In the qualitative analysis, Figure 13 displays the liver segmentation outcomes obtained from our proposed approach, GA-UNet, compared to those from the original U-Net [12] model, providing a clear visual representation of the results. As demonstrated in Figure 13, the liver segmentation results are considered satisfactory, given that GA-UNet achieved near-complete segmentation of the livers in the scan images. However, as observed in rows 2 and 3, there were instances where a small portion of the liver was missed. On the other hand, in row 6, GA-UNet exhibited better liver segmentation performance than the original U-Net.

6. Conclusions

This paper proposes an automated architecture design approach based on the U-shaped encoder–decoder structure called GA-UNet. This approach utilizes the genetic algorithm (GA) to generate competitive architectures with a restricted number of parameters through a compact but dynamic search space. We evaluated the performance of GA-UNet on three datasets: lung segmentation, cell nuclei segmentation (DSB 2018), and liver segmentation datasets.
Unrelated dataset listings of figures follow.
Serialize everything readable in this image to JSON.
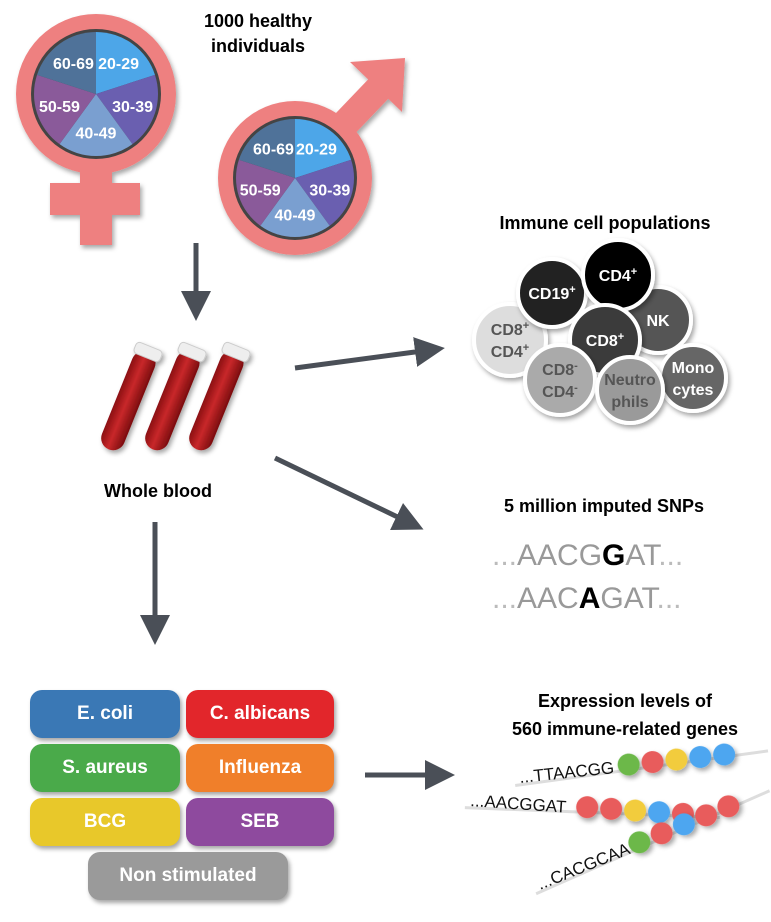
{
  "cohort": {
    "title_line1": "1000 healthy",
    "title_line2": "individuals",
    "age_groups": [
      "20-29",
      "30-39",
      "40-49",
      "50-59",
      "60-69"
    ],
    "age_colors": [
      "#4da6e8",
      "#6a5fb0",
      "#7a9fd0",
      "#8a5a9a",
      "#4f7299"
    ],
    "symbol_color": "#ee8080"
  },
  "blood": {
    "label": "Whole blood"
  },
  "immune": {
    "title": "Immune cell populations",
    "cells": [
      {
        "label": "CD19",
        "sup": "+",
        "color": "#222222"
      },
      {
        "label": "CD4",
        "sup": "+",
        "color": "#000000"
      },
      {
        "label": "NK",
        "sup": "",
        "color": "#555555"
      },
      {
        "label": "CD8",
        "sup": "+",
        "color": "#3a3a3a"
      },
      {
        "label": "CD8",
        "sup": "+",
        "label2": "CD4",
        "sup2": "+",
        "color": "#dddddd"
      },
      {
        "label": "CD8",
        "sup": "-",
        "label2": "CD4",
        "sup2": "-",
        "color": "#aaaaaa"
      },
      {
        "label": "Neutro",
        "label2": "phils",
        "color": "#9a9a9a"
      },
      {
        "label": "Mono",
        "label2": "cytes",
        "color": "#666666"
      }
    ]
  },
  "snps": {
    "title": "5 million imputed SNPs",
    "seq1": {
      "pre": "AACG",
      "variant": "G",
      "post": "AT"
    },
    "seq2": {
      "pre": "AAC",
      "variant": "A",
      "post": "GAT"
    },
    "ellipsis": "..."
  },
  "stimuli": [
    {
      "label": "E. coli",
      "color": "#3a78b5"
    },
    {
      "label": "C. albicans",
      "color": "#e2262b"
    },
    {
      "label": "S. aureus",
      "color": "#4aaa4a"
    },
    {
      "label": "Influenza",
      "color": "#f07f2a"
    },
    {
      "label": "BCG",
      "color": "#e8c82a"
    },
    {
      "label": "SEB",
      "color": "#8e4a9e"
    },
    {
      "label": "Non stimulated",
      "color": "#9a9a9a"
    }
  ],
  "expression": {
    "title_line1": "Expression levels of",
    "title_line2": "560 immune-related genes",
    "sequences": [
      {
        "text": "...TTAACGG",
        "beads": [
          "#6cb84a",
          "#e85c5c",
          "#f2cc3c",
          "#4da6f0",
          "#4da6f0"
        ]
      },
      {
        "text": "...AACGGAT",
        "beads": [
          "#e85c5c",
          "#e85c5c",
          "#f2cc3c",
          "#4da6f0",
          "#e85c5c"
        ]
      },
      {
        "text": "...CACGCAA",
        "beads": [
          "#6cb84a",
          "#e85c5c",
          "#4da6f0",
          "#e85c5c",
          "#e85c5c"
        ]
      }
    ]
  }
}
The experimental findings indicate that the discovered architectures generated by our proposed approach, GA-UNet, achieve competitive performance compared with the baseline model, such as U-Net [12], with a considerable reduction in parameter numbers and computation complexity. It requires only 0.24%, 0.48% and 0.67% of the number of parameters present in the original U-Net architecture for the lung image segmentation dataset, the DSB 2018 dataset and the liver image segmentation dataset, respectively; this translates into a reduction in computational effort without compromising on performance, which makes our proposed methodology, GA-UNet, more suitable for deployment in resource-limited environments or real-world implementations. We further examined the performance of our proposed GA-UNet method for lung segmentation by contrasting it with several existing CNN-based techniques, such as those detailed in [22,23,24,25]. The empirical findings demonstrate, via multiple metrics, the outperformance of our approach in comparison to these techniques.
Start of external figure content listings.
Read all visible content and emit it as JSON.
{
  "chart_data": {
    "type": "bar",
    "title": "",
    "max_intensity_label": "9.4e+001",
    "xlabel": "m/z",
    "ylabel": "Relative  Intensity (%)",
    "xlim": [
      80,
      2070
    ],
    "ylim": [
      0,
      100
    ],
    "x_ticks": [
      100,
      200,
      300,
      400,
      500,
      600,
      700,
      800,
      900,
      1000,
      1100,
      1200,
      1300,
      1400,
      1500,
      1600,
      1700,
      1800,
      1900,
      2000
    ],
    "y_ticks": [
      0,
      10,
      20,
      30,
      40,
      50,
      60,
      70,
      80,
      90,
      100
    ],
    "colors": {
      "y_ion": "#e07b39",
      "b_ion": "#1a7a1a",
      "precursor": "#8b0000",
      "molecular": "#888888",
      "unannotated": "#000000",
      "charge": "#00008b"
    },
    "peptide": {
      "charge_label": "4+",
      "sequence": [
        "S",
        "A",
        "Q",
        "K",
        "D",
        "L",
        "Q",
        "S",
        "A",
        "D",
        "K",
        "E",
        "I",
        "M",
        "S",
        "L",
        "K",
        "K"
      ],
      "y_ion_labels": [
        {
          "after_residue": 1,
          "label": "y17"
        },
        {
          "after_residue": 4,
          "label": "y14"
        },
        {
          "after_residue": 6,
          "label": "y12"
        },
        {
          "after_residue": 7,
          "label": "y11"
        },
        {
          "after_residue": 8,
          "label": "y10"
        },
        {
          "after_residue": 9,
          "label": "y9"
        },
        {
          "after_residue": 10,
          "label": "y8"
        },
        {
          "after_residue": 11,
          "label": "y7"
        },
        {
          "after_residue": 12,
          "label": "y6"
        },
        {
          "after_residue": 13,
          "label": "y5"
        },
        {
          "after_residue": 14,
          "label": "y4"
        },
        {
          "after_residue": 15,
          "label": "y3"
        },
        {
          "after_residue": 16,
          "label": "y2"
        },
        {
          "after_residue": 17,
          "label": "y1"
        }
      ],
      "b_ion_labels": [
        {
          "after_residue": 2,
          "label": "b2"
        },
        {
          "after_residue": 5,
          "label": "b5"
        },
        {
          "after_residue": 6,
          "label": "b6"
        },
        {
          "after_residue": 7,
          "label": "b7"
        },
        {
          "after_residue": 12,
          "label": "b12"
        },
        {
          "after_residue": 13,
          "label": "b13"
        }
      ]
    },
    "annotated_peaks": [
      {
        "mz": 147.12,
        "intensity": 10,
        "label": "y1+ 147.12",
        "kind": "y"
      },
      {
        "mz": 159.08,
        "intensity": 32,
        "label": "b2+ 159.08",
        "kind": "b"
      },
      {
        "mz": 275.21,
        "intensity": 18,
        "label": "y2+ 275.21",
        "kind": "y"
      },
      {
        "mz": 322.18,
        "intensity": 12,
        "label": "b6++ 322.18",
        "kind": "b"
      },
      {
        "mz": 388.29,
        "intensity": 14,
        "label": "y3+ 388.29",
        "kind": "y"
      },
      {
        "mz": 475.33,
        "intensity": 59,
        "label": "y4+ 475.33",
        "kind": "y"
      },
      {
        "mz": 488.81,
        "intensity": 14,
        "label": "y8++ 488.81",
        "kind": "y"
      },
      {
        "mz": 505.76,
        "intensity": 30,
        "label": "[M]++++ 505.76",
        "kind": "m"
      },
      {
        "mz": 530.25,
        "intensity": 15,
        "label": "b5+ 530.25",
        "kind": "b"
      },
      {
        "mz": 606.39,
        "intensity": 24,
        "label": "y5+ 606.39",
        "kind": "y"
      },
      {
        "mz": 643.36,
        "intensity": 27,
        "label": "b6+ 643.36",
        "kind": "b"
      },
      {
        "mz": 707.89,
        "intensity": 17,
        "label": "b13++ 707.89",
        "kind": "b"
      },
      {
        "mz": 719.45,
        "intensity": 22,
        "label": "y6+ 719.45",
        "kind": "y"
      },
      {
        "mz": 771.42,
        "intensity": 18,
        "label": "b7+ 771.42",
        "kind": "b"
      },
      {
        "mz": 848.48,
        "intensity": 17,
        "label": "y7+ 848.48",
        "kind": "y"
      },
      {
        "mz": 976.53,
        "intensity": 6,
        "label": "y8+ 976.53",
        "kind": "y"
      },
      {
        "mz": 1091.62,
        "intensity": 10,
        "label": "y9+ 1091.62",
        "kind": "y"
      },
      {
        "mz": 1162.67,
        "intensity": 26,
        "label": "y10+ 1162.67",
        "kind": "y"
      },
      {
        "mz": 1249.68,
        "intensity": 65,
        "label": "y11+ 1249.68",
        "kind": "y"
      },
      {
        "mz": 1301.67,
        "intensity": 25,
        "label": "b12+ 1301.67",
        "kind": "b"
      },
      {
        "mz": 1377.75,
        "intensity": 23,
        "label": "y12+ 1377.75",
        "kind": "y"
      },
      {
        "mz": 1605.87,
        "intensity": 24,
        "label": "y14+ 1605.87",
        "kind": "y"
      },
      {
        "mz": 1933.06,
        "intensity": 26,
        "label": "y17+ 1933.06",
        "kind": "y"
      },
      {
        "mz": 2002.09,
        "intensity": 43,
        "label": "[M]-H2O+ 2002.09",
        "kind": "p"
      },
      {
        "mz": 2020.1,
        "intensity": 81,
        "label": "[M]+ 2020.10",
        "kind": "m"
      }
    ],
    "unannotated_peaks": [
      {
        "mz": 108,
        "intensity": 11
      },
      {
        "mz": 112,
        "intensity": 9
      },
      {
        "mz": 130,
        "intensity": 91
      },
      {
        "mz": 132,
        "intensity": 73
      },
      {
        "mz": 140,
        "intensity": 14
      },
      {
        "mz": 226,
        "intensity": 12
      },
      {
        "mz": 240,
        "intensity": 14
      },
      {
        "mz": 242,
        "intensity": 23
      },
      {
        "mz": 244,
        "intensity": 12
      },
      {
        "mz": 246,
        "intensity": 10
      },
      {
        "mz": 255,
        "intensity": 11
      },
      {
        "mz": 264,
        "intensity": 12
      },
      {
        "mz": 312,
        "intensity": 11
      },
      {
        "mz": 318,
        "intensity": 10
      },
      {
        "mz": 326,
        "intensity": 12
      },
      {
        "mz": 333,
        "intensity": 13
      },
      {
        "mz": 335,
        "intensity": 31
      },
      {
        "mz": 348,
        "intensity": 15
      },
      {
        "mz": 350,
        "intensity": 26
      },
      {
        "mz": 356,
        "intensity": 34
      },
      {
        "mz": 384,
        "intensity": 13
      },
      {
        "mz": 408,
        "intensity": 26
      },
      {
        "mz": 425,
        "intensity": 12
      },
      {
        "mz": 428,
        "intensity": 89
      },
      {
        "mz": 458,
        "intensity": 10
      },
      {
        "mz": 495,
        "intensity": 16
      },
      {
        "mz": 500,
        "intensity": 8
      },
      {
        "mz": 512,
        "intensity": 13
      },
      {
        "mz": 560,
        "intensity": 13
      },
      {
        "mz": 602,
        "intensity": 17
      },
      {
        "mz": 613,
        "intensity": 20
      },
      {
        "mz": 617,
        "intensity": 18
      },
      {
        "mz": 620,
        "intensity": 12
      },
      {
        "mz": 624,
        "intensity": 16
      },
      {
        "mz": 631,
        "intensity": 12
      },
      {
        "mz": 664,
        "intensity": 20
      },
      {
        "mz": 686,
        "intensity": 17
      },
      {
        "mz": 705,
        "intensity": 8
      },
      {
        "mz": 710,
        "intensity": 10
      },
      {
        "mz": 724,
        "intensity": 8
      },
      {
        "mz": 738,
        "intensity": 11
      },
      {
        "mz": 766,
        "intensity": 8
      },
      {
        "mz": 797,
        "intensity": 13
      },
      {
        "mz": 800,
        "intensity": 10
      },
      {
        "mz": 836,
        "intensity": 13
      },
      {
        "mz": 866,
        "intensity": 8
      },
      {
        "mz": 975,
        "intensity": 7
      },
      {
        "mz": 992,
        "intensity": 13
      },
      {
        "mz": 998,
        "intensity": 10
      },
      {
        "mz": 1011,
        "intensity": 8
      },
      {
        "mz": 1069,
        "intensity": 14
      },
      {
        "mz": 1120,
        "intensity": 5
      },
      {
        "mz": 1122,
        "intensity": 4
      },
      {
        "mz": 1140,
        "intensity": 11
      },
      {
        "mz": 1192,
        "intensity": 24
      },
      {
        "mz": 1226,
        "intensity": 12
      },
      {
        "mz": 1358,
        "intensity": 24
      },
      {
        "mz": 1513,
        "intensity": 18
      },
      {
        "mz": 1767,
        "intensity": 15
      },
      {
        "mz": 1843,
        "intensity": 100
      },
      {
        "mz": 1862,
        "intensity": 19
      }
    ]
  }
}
Despite these promising results, there are a few limitations to note. Firstly, the GA-UNet performance may depend on the initial parameters of the genetic algorithm, such as population size and number of generations, which we intend to adjust in future research. Secondly, the proposed search space design might not capture all potential architectural solutions, needing further investigation.

7. Future Works

For future works, we intend to expand the size of the population and the number of generations in our GA to investigate whether further improvements can be achieved in performance; we will also focus on exploring a more practical search space design. In addition, to further confirm the effectiveness and generality of the proposed approach, we should expand its application to new datasets for different applications in the field of medical imaging.